RankCanon
# RankCanon
MCP server that gives AI agents **fresh, cited SEO knowledge from primary sources** instead of stale training data and SEO-blog myths.
## Sources (v0.1)
- **Google Search Central** documentation (`developers.google.com/search/docs`)
- **Google Search Status Dashboard** — core, spam and other ranking updates with dates
Planned: schema.org / structured data requirements, web.dev (Core Web Vitals), Bing, Yandex, doc change diffs, semantic search, project-specific knowledge.
## Tools
| Tool | Purpose |
|---|---|
| `search_docs(query, limit, source)` | Full-text search (SQLite FTS5) with snippet, URL and last-changed date |
| `get_doc(url)` | Full stored text of a page |
| `algorithm_updates(date_from, date_to)` | Google updates overlapping a date range, to correlate traffic drops |
| `corpus_status()` | What is indexed and how fresh it is |
## Quick start
```bash
uv sync
uv run rankcanon-sync # fetch sources (use --max-pages N, --source docs|status)
uv run rankcanon # run MCP server over stdio
```
Database location: `~/.local/share/rankcanon/rankcanon.db` (override with `RANKCANON_DB`).
### Claude Code
```bash
claude mcp add rankcanon -- uv --directory /path/to/rankcanon run rankcanon
```
Run `rankcanon-sync` on a schedule (e.g. daily cron) to keep the corpus fresh.
## License
MIT
TDQS
Scored across 4 tools
Each tool has a distinct role: search_docs and get_doc separate search from retrieval by URL, algorithm_updates is purpose-built for update lookups, and corpus_status provides index metadata.

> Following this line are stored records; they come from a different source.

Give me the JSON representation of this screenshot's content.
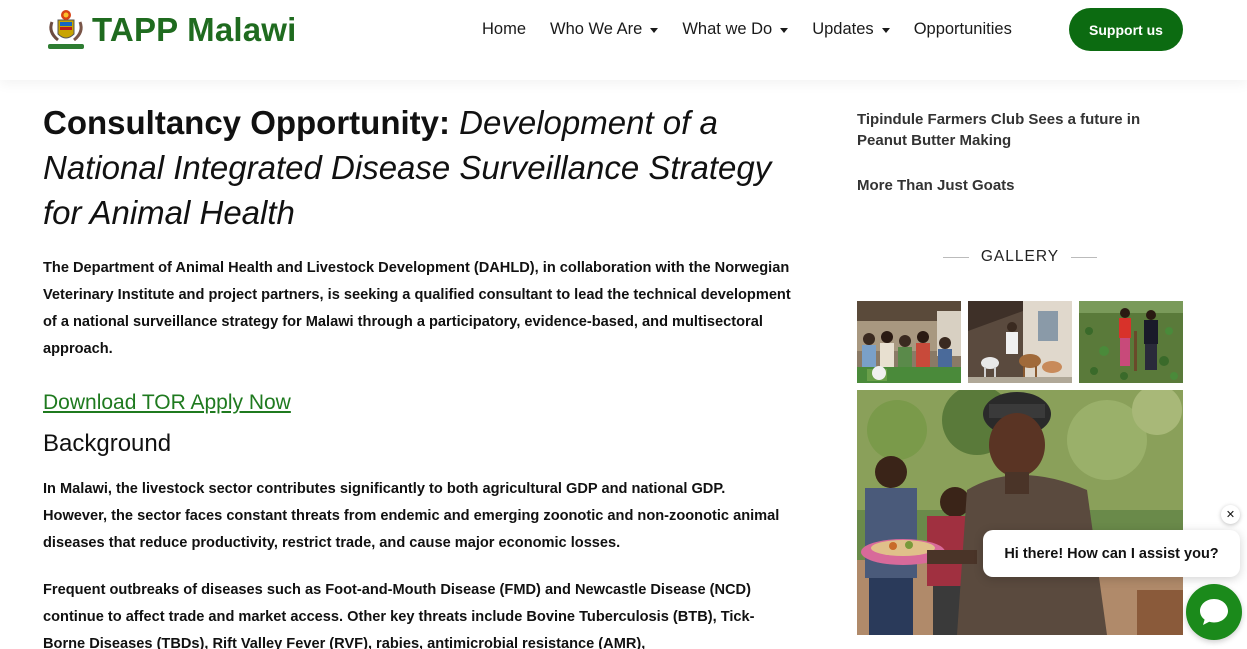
{
  "brand": {
    "name": "TAPP Malawi",
    "color": "#1f6b1f"
  },
  "nav": {
    "items": [
      {
        "label": "Home",
        "has_caret": false
      },
      {
        "label": "Who We Are",
        "has_caret": true
      },
      {
        "label": "What we Do",
        "has_caret": true
      },
      {
        "label": "Updates",
        "has_caret": true
      },
      {
        "label": "Opportunities",
        "has_caret": false
      }
    ],
    "support_label": "Support us",
    "support_color": "#0c6b11"
  },
  "article": {
    "title_prefix": "Consultancy Opportunity: ",
    "title_italic": "Development of a National Integrated Disease Surveillance Strategy for Animal Health",
    "intro": "The Department of Animal Health and Livestock Development (DAHLD), in collaboration with the Norwegian Veterinary Institute and project partners, is seeking a qualified consultant to lead the technical development of a national surveillance strategy for Malawi through a participatory, evidence-based, and multisectoral approach.",
    "download_link": "Download TOR Apply Now",
    "background_heading": "Background",
    "paragraph1": "In Malawi, the livestock sector contributes significantly to both agricultural GDP and national GDP. However, the sector faces constant threats from endemic and emerging zoonotic and non-zoonotic animal diseases that reduce productivity, restrict trade, and cause major economic losses.",
    "paragraph2": "Frequent outbreaks of diseases such as Foot-and-Mouth Disease (FMD) and Newcastle Disease (NCD) continue to affect trade and market access. Other key threats include Bovine Tuberculosis (BTB), Tick-Borne Diseases (TBDs), Rift Valley Fever (RVF), rabies, antimicrobial resistance (AMR),"
  },
  "sidebar": {
    "recent_links": [
      "Tipindule Farmers Club Sees a future in Peanut Butter Making",
      "More Than Just Goats"
    ],
    "gallery_title": "GALLERY",
    "gallery_icons": [
      "group-meeting-photo",
      "goats-photo",
      "farmers-field-photo",
      "woman-serving-food-photo"
    ]
  },
  "chat": {
    "message": "Hi there! How can I assist you?",
    "close_glyph": "✕",
    "button_color": "#1b8a1b"
  }
}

No overlap in functionality; an agent can easily choose the right tool.
Names use snake_case consistently, but the pattern is mixed: get_doc and search_docs follow verb_noun, while algorithm_updates and corpus_status are noun phrases. The inconsistency is not severe but breaks a predictable action-oriented convention.

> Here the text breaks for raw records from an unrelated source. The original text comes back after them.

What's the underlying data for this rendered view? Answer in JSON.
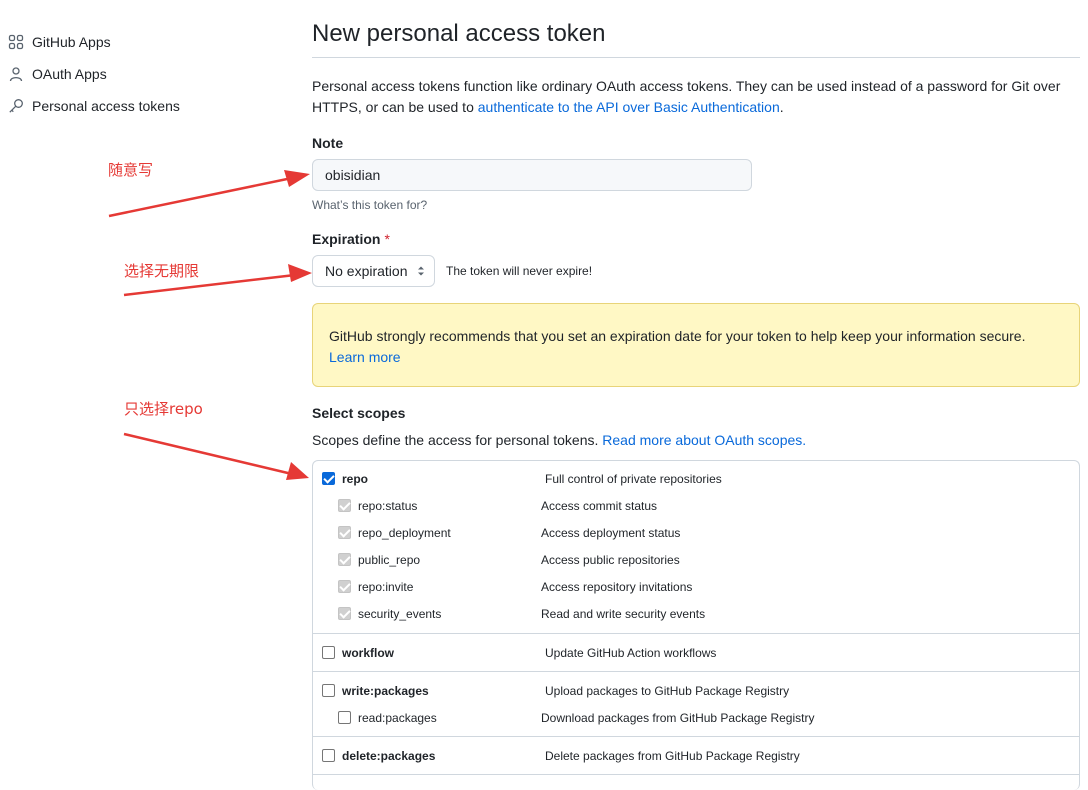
{
  "sidebar": {
    "items": [
      {
        "label": "GitHub Apps",
        "icon": "apps-icon"
      },
      {
        "label": "OAuth Apps",
        "icon": "person-icon"
      },
      {
        "label": "Personal access tokens",
        "icon": "key-icon"
      }
    ]
  },
  "page": {
    "title": "New personal access token",
    "intro_text": "Personal access tokens function like ordinary OAuth access tokens. They can be used instead of a password for Git over HTTPS, or can be used to ",
    "intro_link": "authenticate to the API over Basic Authentication",
    "intro_end": "."
  },
  "note": {
    "label": "Note",
    "value": "obisidian",
    "hint": "What’s this token for?"
  },
  "expiration": {
    "label": "Expiration",
    "required_mark": "*",
    "selected": "No expiration",
    "hint": "The token will never expire!"
  },
  "flash": {
    "text": "GitHub strongly recommends that you set an expiration date for your token to help keep your information secure.",
    "link": "Learn more"
  },
  "scopes": {
    "title": "Select scopes",
    "desc": "Scopes define the access for personal tokens. ",
    "desc_link": "Read more about OAuth scopes.",
    "groups": [
      {
        "name": "repo",
        "desc": "Full control of private repositories",
        "checked": true,
        "children": [
          {
            "name": "repo:status",
            "desc": "Access commit status"
          },
          {
            "name": "repo_deployment",
            "desc": "Access deployment status"
          },
          {
            "name": "public_repo",
            "desc": "Access public repositories"
          },
          {
            "name": "repo:invite",
            "desc": "Access repository invitations"
          },
          {
            "name": "security_events",
            "desc": "Read and write security events"
          }
        ]
      },
      {
        "name": "workflow",
        "desc": "Update GitHub Action workflows",
        "checked": false,
        "children": []
      },
      {
        "name": "write:packages",
        "desc": "Upload packages to GitHub Package Registry",
        "checked": false,
        "children": [
          {
            "name": "read:packages",
            "desc": "Download packages from GitHub Package Registry"
          }
        ]
      },
      {
        "name": "delete:packages",
        "desc": "Delete packages from GitHub Package Registry",
        "checked": false,
        "children": []
      }
    ]
  },
  "annotations": {
    "note_hint": "随意写",
    "expiration_hint": "选择无期限",
    "scope_hint": "只选择repo",
    "color": "#e53935"
  }
}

Four tools cover the essential operations for an SEO documentation and algorithm update server: search, retrieval, update access, and corpus status. The set is tightly scoped with no redundant tools, and the count is well within the typical 3–15 range.
The surface covers search, retrieval, algorithm updates, and index status, which are the core needs. Minor gaps exist, such as no list-all-documents tool or per-update detail endpoint, but these can be worked around via search and the update list.